Na Região Demarcada dos Vinhos Verdes, a situação actual do mercado requer apenas, de momento, uma intervenção destinada a vinhos impróprios para consumo, cujo único destino é a destilação. Não se exclui, todavia, que, ulteriormente, se as condições do mercado o aconselharem, possa vir a ser estabelecida uma operação de compra para vinhos sãos.
Nestes termos:
Usando da faculdade conferida no artigo 3.º, n.º 1, alínea 3), da Lei Constitucional 6/75, de 26 de Março, o Governo decreta e eu promulgo, para valer como lei, o seguinte:
Artigo 1.º - 1. os produtores que tenham vinhos que não satisfaçam as características legais ou que se apresentem defeituosos ou alterados ficam obrigados a comunicar aos organismos vinícolas das respectivas áreas a sua existência e a proceder à entrega dos mesmos nos armazéns que lhes forem indicados.
2. Os vinhos a que se refere o número anterior serão pagos pelos preços dos vinhos destinados a destilação nas tabelas estabelecidas anualmente para as operações de intervenção.
Art. 2.º - 1. O comércio por grosso de vinhos e derivados na área do extinto Grémio dos Armazenistas de Vinhos poderá ser exercido não só pelos armazenistas e produtores armazenistas, mas também pelos armazenistas registados, a que se refere o Decreto-Lei 46868, de 10 de Fevereiro de 1966, que se encontrem devidamente inscritos na Junta Nacional do Vinho.
2. Os armazenistas registados que queiram exercer a actividade a que se refere o número anterior deverão manter permanentemente as existências mínimas determinadas para os armazenistas, suportando os respectivos vinhos as mesmas imposições fiscais que incidem sobre os vinhos comercializados por estes últimos.
Art. 3.º - 1. Além dos já legalmente estabelecidos, são também necessários para o exercício da actividade de armazenista ou de exportador de vinhos e derivados os seguintes requisitos:
a) Organização e manutenção de contas correntes, para o registo diário de entradas e saídas dos produtos vínicos;
b) Colaboração, em tempo inteiro ou parcial, de um técnico idóneo responsável pela legalidade e qualidade dos produtos comercializados.
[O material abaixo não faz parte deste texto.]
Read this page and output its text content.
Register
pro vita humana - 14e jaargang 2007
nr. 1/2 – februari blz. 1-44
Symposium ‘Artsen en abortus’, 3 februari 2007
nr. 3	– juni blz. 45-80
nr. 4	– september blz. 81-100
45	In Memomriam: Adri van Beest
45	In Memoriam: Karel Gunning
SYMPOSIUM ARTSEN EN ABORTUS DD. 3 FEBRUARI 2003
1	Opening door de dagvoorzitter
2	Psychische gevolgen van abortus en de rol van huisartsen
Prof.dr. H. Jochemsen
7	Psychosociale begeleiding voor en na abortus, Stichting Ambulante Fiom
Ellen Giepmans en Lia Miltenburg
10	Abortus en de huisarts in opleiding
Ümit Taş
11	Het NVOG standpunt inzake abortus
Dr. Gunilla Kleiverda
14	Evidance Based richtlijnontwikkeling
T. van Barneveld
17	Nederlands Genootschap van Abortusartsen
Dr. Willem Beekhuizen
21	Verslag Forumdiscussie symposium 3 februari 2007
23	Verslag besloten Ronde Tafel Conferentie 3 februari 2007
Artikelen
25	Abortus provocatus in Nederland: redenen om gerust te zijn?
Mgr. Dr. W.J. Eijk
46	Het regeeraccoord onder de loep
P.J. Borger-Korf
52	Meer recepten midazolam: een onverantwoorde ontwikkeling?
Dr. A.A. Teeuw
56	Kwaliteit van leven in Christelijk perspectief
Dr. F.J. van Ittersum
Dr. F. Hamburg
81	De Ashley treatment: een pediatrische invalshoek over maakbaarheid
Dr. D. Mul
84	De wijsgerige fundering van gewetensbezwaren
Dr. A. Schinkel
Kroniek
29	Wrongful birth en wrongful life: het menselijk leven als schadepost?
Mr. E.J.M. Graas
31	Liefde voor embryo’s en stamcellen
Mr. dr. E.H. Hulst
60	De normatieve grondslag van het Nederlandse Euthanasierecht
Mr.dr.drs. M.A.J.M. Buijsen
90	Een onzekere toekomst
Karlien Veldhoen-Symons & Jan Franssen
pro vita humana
2. As contas correntes a que se refere a alínea a) do número anterior poderão ser verificadas pelos organismos que superintendem nos respectivos produtos sempre que o entendam e deverão ser estabelecidas segundo modelo a indicar pelos mesmos organismos, ouvidas as associações de classe representativas do sector.
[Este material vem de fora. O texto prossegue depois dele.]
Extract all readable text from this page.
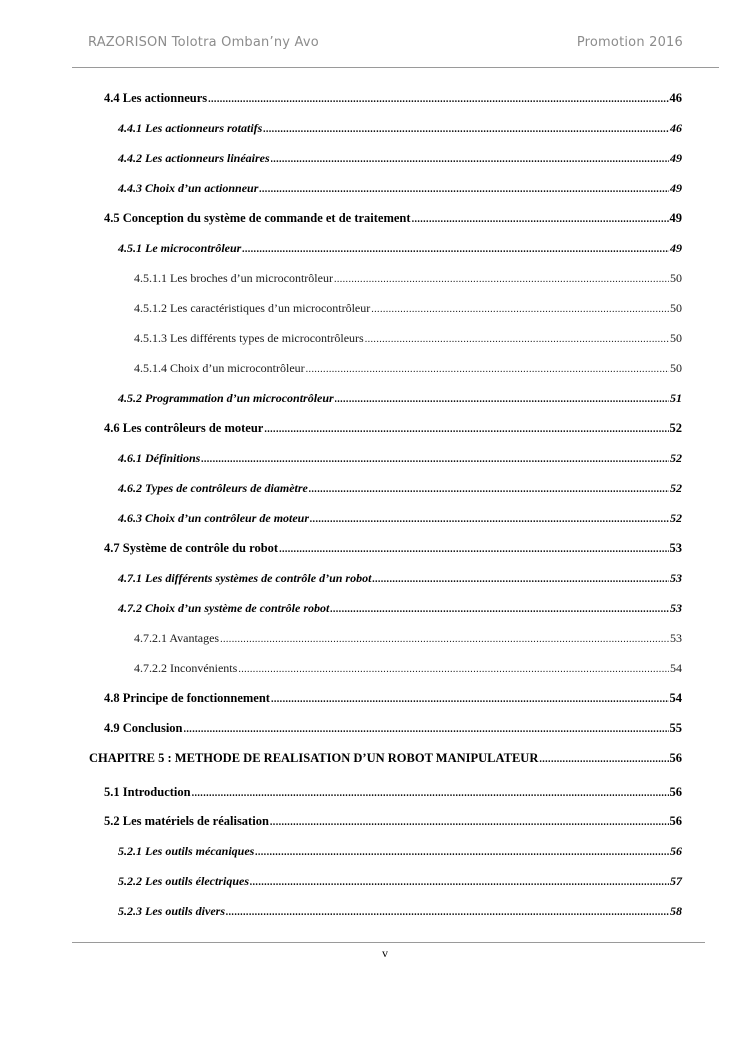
RAZORISON Tolotra Omban’ny Avo	Promotion 2016
4.4 Les actionneurs .....	46
4.4.1 Les actionneurs rotatifs .....	46
4.4.2 Les actionneurs linéaires .....	49
4.4.3 Choix d’un actionneur .....	49
4.5 Conception du système de commande et de traitement .....	49
4.5.1 Le microcontrôleur .....	49
4.5.1.1 Les broches d’un microcontrôleur .....	50
4.5.1.2 Les caractéristiques d’un microcontrôleur .....	50
4.5.1.3 Les différents types de microcontrôleurs .....	50
4.5.1.4 Choix d’un microcontrôleur .....	50
4.5.2 Programmation d’un microcontrôleur .....	51
4.6 Les contrôleurs de moteur .....	52
4.6.1 Définitions .....	52
4.6.2 Types de contrôleurs de diamètre .....	52
4.6.3 Choix d’un contrôleur de moteur .....	52
4.7 Système de contrôle du robot .....	53
4.7.1 Les différents systèmes de contrôle d’un robot .....	53
4.7.2 Choix d’un système de contrôle robot .....	53
4.7.2.1 Avantages .....	53
4.7.2.2 Inconvénients .....	54
4.8 Principe de fonctionnement .....	54
4.9 Conclusion .....	55
CHAPITRE 5 : METHODE DE REALISATION D’UN ROBOT MANIPULATEUR .....	56
5.1 Introduction .....	56
5.2 Les matériels de réalisation .....	56
5.2.1 Les outils mécaniques .....	56
5.2.2 Les outils électriques .....	57
5.2.3 Les outils divers .....	58
v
3. Salvo em casos justificados, e mediante prévia autorização a conceder pelos organismos competentes, é proibido o comércio de vinhos e derivados entre armazenistas.
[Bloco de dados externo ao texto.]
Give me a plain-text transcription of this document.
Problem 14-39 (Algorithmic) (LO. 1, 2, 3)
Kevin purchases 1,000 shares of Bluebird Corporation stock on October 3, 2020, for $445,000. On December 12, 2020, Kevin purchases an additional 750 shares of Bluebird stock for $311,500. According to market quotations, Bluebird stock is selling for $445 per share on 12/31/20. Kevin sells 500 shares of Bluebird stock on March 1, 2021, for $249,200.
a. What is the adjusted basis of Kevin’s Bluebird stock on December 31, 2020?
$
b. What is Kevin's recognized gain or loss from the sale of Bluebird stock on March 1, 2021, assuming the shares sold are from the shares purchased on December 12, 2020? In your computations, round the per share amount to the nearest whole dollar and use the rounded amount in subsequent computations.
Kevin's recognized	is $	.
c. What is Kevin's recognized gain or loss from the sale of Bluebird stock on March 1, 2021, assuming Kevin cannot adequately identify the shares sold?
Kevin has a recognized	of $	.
Art. 4.º As entidades singulares ou colectivas que detenham, para uso próprio ou para fornecimento a outrem, livros de guias de trânsito para vinhos e derivados emitidos pelos organismos vinícolas, deverão enviar mensalmente aos respectivos organismos, até ao dia 15 do mês seguinte a que respeitam, relações com o movimento das guias utilizadas, discriminando as entidades de origem e de destino dos produtos movimentados.
Art. 5.º Sem prejuízo do disposto no artigo 1.º deste diploma, tem lugar em 1976 uma operação de intervenção por compra à lavoura de vinhos da colheita de 1975, a efectuar pelos organismos vinícolas nas condições estabelecidas nos artigos seguintes.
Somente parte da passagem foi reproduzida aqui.